El segundo de estos recursos sería la utilización de las refracciones y los espejos deformantes, ya vistos en los vagones de Asesinato en el Orient Express. Y el tercero, los movimientos de la cámara alrededor de los actores, sobre todo en los momentos más intensos del drama. Como en la escena ya citada de Londres, donde el triángulo amoroso entre Jacqueline, Linnet y Simon se expresa sobre la pista de baile ante un ensimismado Poirot. O en el interrogatorio del detective a su amigo Bouc, que Branagh rueda en círculos con luz nadir como si fuera una sesión de espiritismo. O, especialmente, en la reunión final de los sospechosos, que sustituye la frontalidad de la primera película por los movimientos sinuosos alrededor del detective y su proceso mental.

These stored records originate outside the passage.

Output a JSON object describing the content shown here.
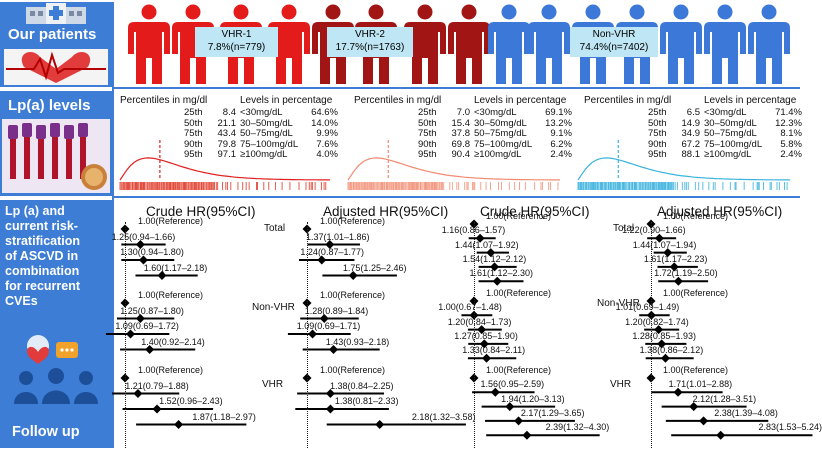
{
  "sidebar": {
    "our_patients": "Our patients",
    "lpa_levels": "Lp(a) levels",
    "risk_text": [
      "Lp (a) and",
      "current risk-",
      "stratification",
      "of ASCVD in",
      "combination",
      "for recurrent",
      "CVEs"
    ],
    "follow_up": "Follow up"
  },
  "colors": {
    "vhr1": "#e31b1b",
    "vhr2": "#a11515",
    "nonvhr": "#3b78d8",
    "accent": "#3d7dd6"
  },
  "groups": [
    {
      "name": "VHR-1",
      "share": "7.8%(n=779)",
      "color": "#e31b1b",
      "pct_title": "Percentiles in mg/dl",
      "lvl_title": "Levels in percentage",
      "percentiles": [
        [
          "25th",
          "8.4"
        ],
        [
          "50th",
          "21.1"
        ],
        [
          "75th",
          "43.4"
        ],
        [
          "90th",
          "79.8"
        ],
        [
          "95th",
          "97.1"
        ]
      ],
      "levels": [
        [
          "<30mg/dL",
          "64.6%"
        ],
        [
          "30–50mg/dL",
          "14.0%"
        ],
        [
          "50–75mg/dL",
          "9.9%"
        ],
        [
          "75–100mg/dL",
          "7.6%"
        ],
        [
          "≥100mg/dL",
          "4.0%"
        ]
      ],
      "curve_color": "#e02020",
      "rug_color": "#e24a3a"
    },
    {
      "name": "VHR-2",
      "share": "17.7%(n=1763)",
      "color": "#a11515",
      "pct_title": "Percentiles in mg/dl",
      "lvl_title": "Levels in percentage",
      "percentiles": [
        [
          "25th",
          "7.0"
        ],
        [
          "50th",
          "15.4"
        ],
        [
          "75th",
          "37.8"
        ],
        [
          "90th",
          "69.8"
        ],
        [
          "95th",
          "90.4"
        ]
      ],
      "levels": [
        [
          "<30mg/dL",
          "69.1%"
        ],
        [
          "30–50mg/dL",
          "13.2%"
        ],
        [
          "50–75mg/dL",
          "9.1%"
        ],
        [
          "75–100mg/dL",
          "6.2%"
        ],
        [
          "≥100mg/dL",
          "2.4%"
        ]
      ],
      "curve_color": "#f08a70",
      "rug_color": "#f39a82"
    },
    {
      "name": "Non-VHR",
      "share": "74.4%(n=7402)",
      "color": "#3b78d8",
      "pct_title": "Percentiles in mg/dl",
      "lvl_title": "Levels in percentage",
      "percentiles": [
        [
          "25th",
          "6.5"
        ],
        [
          "50th",
          "14.9"
        ],
        [
          "75th",
          "34.9"
        ],
        [
          "90th",
          "67.2"
        ],
        [
          "95th",
          "88.1"
        ]
      ],
      "levels": [
        [
          "<30mg/dL",
          "71.4%"
        ],
        [
          "30–50mg/dL",
          "12.3%"
        ],
        [
          "50–75mg/dL",
          "8.1%"
        ],
        [
          "75–100mg/dL",
          "5.8%"
        ],
        [
          "≥100mg/dL",
          "2.4%"
        ]
      ],
      "curve_color": "#3bb4dc",
      "rug_color": "#4ab8e0"
    }
  ],
  "forest": {
    "row_labels": [
      "Total",
      "Non-VHR",
      "VHR"
    ],
    "panels": [
      {
        "title": "Crude HR(95%CI)",
        "blocks": [
          [
            {
              "hr": 1.0,
              "lo": 1.0,
              "hi": 1.0,
              "text": "1.00(Reference)"
            },
            {
              "hr": 1.25,
              "lo": 0.94,
              "hi": 1.66,
              "text": "1.25(0.94–1.66)"
            },
            {
              "hr": 1.3,
              "lo": 0.94,
              "hi": 1.8,
              "text": "1.30(0.94–1.80)"
            },
            {
              "hr": 1.6,
              "lo": 1.17,
              "hi": 2.18,
              "text": "1.60(1.17–2.18)"
            }
          ],
          [
            {
              "hr": 1.0,
              "lo": 1.0,
              "hi": 1.0,
              "text": "1.00(Reference)"
            },
            {
              "hr": 1.25,
              "lo": 0.87,
              "hi": 1.8,
              "text": "1.25(0.87–1.80)"
            },
            {
              "hr": 1.09,
              "lo": 0.69,
              "hi": 1.72,
              "text": "1.09(0.69–1.72)"
            },
            {
              "hr": 1.4,
              "lo": 0.92,
              "hi": 2.14,
              "text": "1.40(0.92–2.14)"
            }
          ],
          [
            {
              "hr": 1.0,
              "lo": 1.0,
              "hi": 1.0,
              "text": "1.00(Reference)"
            },
            {
              "hr": 1.21,
              "lo": 0.79,
              "hi": 1.88,
              "text": "1.21(0.79–1.88)"
            },
            {
              "hr": 1.52,
              "lo": 0.96,
              "hi": 2.43,
              "text": "1.52(0.96–2.43)"
            },
            {
              "hr": 1.87,
              "lo": 1.18,
              "hi": 2.97,
              "text": "1.87(1.18–2.97)"
            }
          ]
        ]
      },
      {
        "title": "Adjusted HR(95%CI)",
        "blocks": [
          [
            {
              "hr": 1.0,
              "lo": 1.0,
              "hi": 1.0,
              "text": "1.00(Reference)"
            },
            {
              "hr": 1.37,
              "lo": 1.01,
              "hi": 1.86,
              "text": "1.37(1.01–1.86)"
            },
            {
              "hr": 1.24,
              "lo": 0.87,
              "hi": 1.77,
              "text": "1.24(0.87–1.77)"
            },
            {
              "hr": 1.75,
              "lo": 1.25,
              "hi": 2.46,
              "text": "1.75(1.25–2.46)"
            }
          ],
          [
            {
              "hr": 1.0,
              "lo": 1.0,
              "hi": 1.0,
              "text": "1.00(Reference)"
            },
            {
              "hr": 1.28,
              "lo": 0.89,
              "hi": 1.84,
              "text": "1.28(0.89–1.84)"
            },
            {
              "hr": 1.09,
              "lo": 0.69,
              "hi": 1.71,
              "text": "1.09(0.69–1.71)"
            },
            {
              "hr": 1.43,
              "lo": 0.93,
              "hi": 2.18,
              "text": "1.43(0.93–2.18)"
            }
          ],
          [
            {
              "hr": 1.0,
              "lo": 1.0,
              "hi": 1.0,
              "text": "1.00(Reference)"
            },
            {
              "hr": 1.38,
              "lo": 0.84,
              "hi": 2.25,
              "text": "1.38(0.84–2.25)"
            },
            {
              "hr": 1.38,
              "lo": 0.81,
              "hi": 2.33,
              "text": "1.38(0.81–2.33)"
            },
            {
              "hr": 2.18,
              "lo": 1.32,
              "hi": 3.58,
              "text": "2.18(1.32–3.58)"
            }
          ]
        ]
      },
      {
        "title": "Crude HR(95%CI)",
        "blocks": [
          [
            {
              "hr": 1.0,
              "lo": 1.0,
              "hi": 1.0,
              "text": "1.00(Reference)"
            },
            {
              "hr": 1.16,
              "lo": 0.86,
              "hi": 1.57,
              "text": "1.16(0.86–1.57)"
            },
            {
              "hr": 1.44,
              "lo": 1.07,
              "hi": 1.92,
              "text": "1.44(1.07–1.92)"
            },
            {
              "hr": 1.54,
              "lo": 1.12,
              "hi": 2.12,
              "text": "1.54(1.12–2.12)"
            },
            {
              "hr": 1.61,
              "lo": 1.12,
              "hi": 2.3,
              "text": "1.61(1.12–2.30)"
            }
          ],
          [
            {
              "hr": 1.0,
              "lo": 1.0,
              "hi": 1.0,
              "text": "1.00(Reference)"
            },
            {
              "hr": 1.0,
              "lo": 0.67,
              "hi": 1.48,
              "text": "1.00(0.67–1.48)"
            },
            {
              "hr": 1.2,
              "lo": 0.84,
              "hi": 1.73,
              "text": "1.20(0.84–1.73)"
            },
            {
              "hr": 1.27,
              "lo": 0.85,
              "hi": 1.9,
              "text": "1.27(0.85–1.90)"
            },
            {
              "hr": 1.33,
              "lo": 0.84,
              "hi": 2.11,
              "text": "1.33(0.84–2.11)"
            }
          ],
          [
            {
              "hr": 1.0,
              "lo": 1.0,
              "hi": 1.0,
              "text": "1.00(Reference)"
            },
            {
              "hr": 1.56,
              "lo": 0.95,
              "hi": 2.59,
              "text": "1.56(0.95–2.59)"
            },
            {
              "hr": 1.94,
              "lo": 1.2,
              "hi": 3.13,
              "text": "1.94(1.20–3.13)"
            },
            {
              "hr": 2.17,
              "lo": 1.29,
              "hi": 3.65,
              "text": "2.17(1.29–3.65)"
            },
            {
              "hr": 2.39,
              "lo": 1.32,
              "hi": 4.3,
              "text": "2.39(1.32–4.30)"
            }
          ]
        ]
      },
      {
        "title": "Adjusted HR(95%CI)",
        "blocks": [
          [
            {
              "hr": 1.0,
              "lo": 1.0,
              "hi": 1.0,
              "text": "1.00(Reference)"
            },
            {
              "hr": 1.22,
              "lo": 0.9,
              "hi": 1.66,
              "text": "1.22(0.90–1.66)"
            },
            {
              "hr": 1.44,
              "lo": 1.07,
              "hi": 1.94,
              "text": "1.44(1.07–1.94)"
            },
            {
              "hr": 1.61,
              "lo": 1.17,
              "hi": 2.23,
              "text": "1.61(1.17–2.23)"
            },
            {
              "hr": 1.72,
              "lo": 1.19,
              "hi": 2.5,
              "text": "1.72(1.19–2.50)"
            }
          ],
          [
            {
              "hr": 1.0,
              "lo": 1.0,
              "hi": 1.0,
              "text": "1.00(Reference)"
            },
            {
              "hr": 1.01,
              "lo": 0.69,
              "hi": 1.49,
              "text": "1.01(0.69–1.49)"
            },
            {
              "hr": 1.2,
              "lo": 0.82,
              "hi": 1.74,
              "text": "1.20(0.82–1.74)"
            },
            {
              "hr": 1.28,
              "lo": 0.85,
              "hi": 1.93,
              "text": "1.28(0.85–1.93)"
            },
            {
              "hr": 1.38,
              "lo": 0.86,
              "hi": 2.12,
              "text": "1.38(0.86–2.12)"
            }
          ],
          [
            {
              "hr": 1.0,
              "lo": 1.0,
              "hi": 1.0,
              "text": "1.00(Reference)"
            },
            {
              "hr": 1.71,
              "lo": 1.01,
              "hi": 2.88,
              "text": "1.71(1.01–2.88)"
            },
            {
              "hr": 2.12,
              "lo": 1.28,
              "hi": 3.51,
              "text": "2.12(1.28–3.51)"
            },
            {
              "hr": 2.38,
              "lo": 1.39,
              "hi": 4.08,
              "text": "2.38(1.39–4.08)"
            },
            {
              "hr": 2.83,
              "lo": 1.53,
              "hi": 5.24,
              "text": "2.83(1.53–5.24)"
            }
          ]
        ]
      }
    ]
  }
}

Muerte en el Nilo supone un progreso en lo estético respecto al esquematismo de Asesinato en el Orient Express. Sin embargo, también implica un progreso narrativo en lo que respecta al género policiaco. Su primera parte construye una sucesión de secuencias afirmativas que van a ser negadas o reescritas en la segunda. Todas excepto una de ellas: la primera, la escena que está mejor rodada y que más huella deja en la memoria del espectador. De este modo, el policiaco se convierte en la negación explícita del melodrama. Negación de una burguesía próspera surcada por la desconfianza. Negación del deseo que va a ser reprimido por el detective, convertido a su vez en un personaje frustrado e incapaz de amar. Y negación de un tipo de relato idealista que ya subsume el escepticismo narrativo de nuestro tiempo, nuestra nostalgia por los relatos tradicionales, nuestra obediencia a un cine de imágenes volátiles que se nos escapan, que huyen y se resisten a significar.
Toda la película se cifra en esta suma de oposiciones, en mi opinión afortunadas, entre la simetría y el desequilibrio, el deseo y el matrimonio, la belleza y el crimen, el estatismo victoriano y la movilidad social, el melodrama grandilocuente y su parodia resignada. En este intersticio es donde Muerte en el Nilo se topa con la medida exacta o, digamos, razonable que le faltaba a Asesinato en el Orient Express. Y, por tanto, también puede que suponga una de las versiones más fructíferas de la obra de Agatha Christie, incluso a pesar de los flagrantes cambios en su historia o de la escasa atención prestada a los secundarios.
En definitiva, una traslación de los resortes narrativos de la novela –escasamente cinematográficos– al lenguaje del blockbuster contemporáneo, aunque sea con el soporte de una nostalgia que se hace explícita desde su prólogo en blanco y negro. Una nostalgia hacia algo que, por supuesto, nunca existió, como en los mejores recuerdos.